Ayres looked at Radcliffe and motioned for him to hurry because he did not have all day to dicker around in a dead man’s old deserted fortress in the mountains. Radcliffe walked toward him and the mirror gleamed more than it should have in the torch light. Ayres pulled Jeremiah roughly to his feet and pushed him forward.
“We make an even exchange. When you hand me the mirror, I will hand you your boy. No one has to die today,” Ayres said.
Radcliffe nodded in agreement and stretched the mirror toward Ayres. As he was doing so, Ayres pushed Jeremiah in a vector slightly off course from Radcliffe and snatched the mirror into his clutches as if he had been waiting for this moment his entire life. The mirror reacted to his touch and glowed a dark menacing red over the chamber. Ayres’ henchmen were in awe of this spectacle. The one who had been covering Radcliffe started feeling quite ill and vomited loudly onto the dusty floor. The henchman who had stayed at Ayres’ side dropped to his knees and began to prostrate himself to the object. Never before had he felt as if he were in the presence of the divine. He now felt an all too real divinity pass over him and finding him lacking.
“Boss! It’s reading my soul!”
“Yes, Mister Hardigan, but it can’t be helped that you’re inferior. That’s just the way the world works. The inferior are always going to be that way. No matter how many fancy hats or suits one owns.”

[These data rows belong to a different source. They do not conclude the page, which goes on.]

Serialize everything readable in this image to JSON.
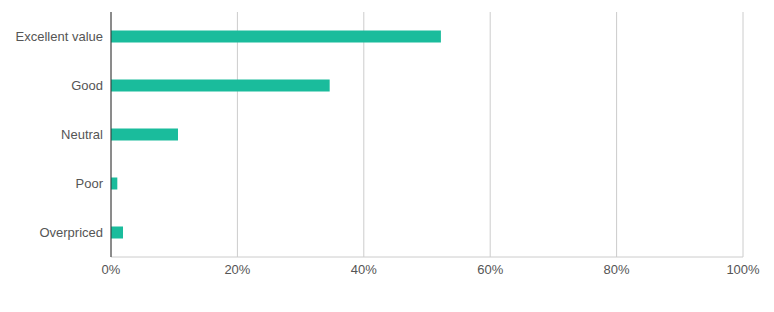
{
  "chart_data": {
    "type": "bar",
    "orientation": "horizontal",
    "categories": [
      "Excellent value",
      "Good",
      "Neutral",
      "Poor",
      "Overpriced"
    ],
    "values": [
      52.2,
      34.6,
      10.6,
      1.0,
      1.9
    ],
    "color": "#1abc9c",
    "xlim": [
      0,
      100
    ],
    "xticks": [
      {
        "value": 0,
        "label": "0%"
      },
      {
        "value": 20,
        "label": "20%"
      },
      {
        "value": 40,
        "label": "40%"
      },
      {
        "value": 60,
        "label": "60%"
      },
      {
        "value": 80,
        "label": "80%"
      },
      {
        "value": 100,
        "label": "100%"
      }
    ],
    "grid": true
  }
}
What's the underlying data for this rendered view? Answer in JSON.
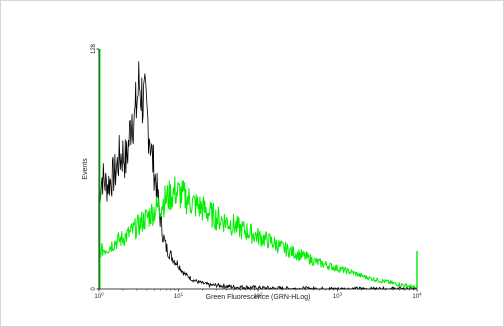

The henchman was getting his quite dirty lying on the floor as he was. The vomiting henchman seemed to regain himself and wandered over to where Ayres was standing triumphant holding his prize. Vomit man’s eyes went over all glazed and he rushed Ayres.
“You must not have that, you monster! The world does not need—“
The man never made it more than two steps. Ayres fired his pistol and a neat smoking hole appeared in the middle of the nameless henchman’s forehead. Henchman no longer, the man’s light was extinguished and he died in a heap.
Hardigan looked up at Ayres with cowed and obedient eyes. He was the very definition of sniveling. He dried the tears from his eyes and worked to straighten himself. He dusted himself off and demurred away from the man.
“What does it do, boss,” asked Hardigan.
“Hmm? That’s actually a good question,” Ayres said, “I see I didn’t drag two wastes of molecules through this god forsaken wasteland. It is very simple, Mister Hardigan. It makes men into gods.”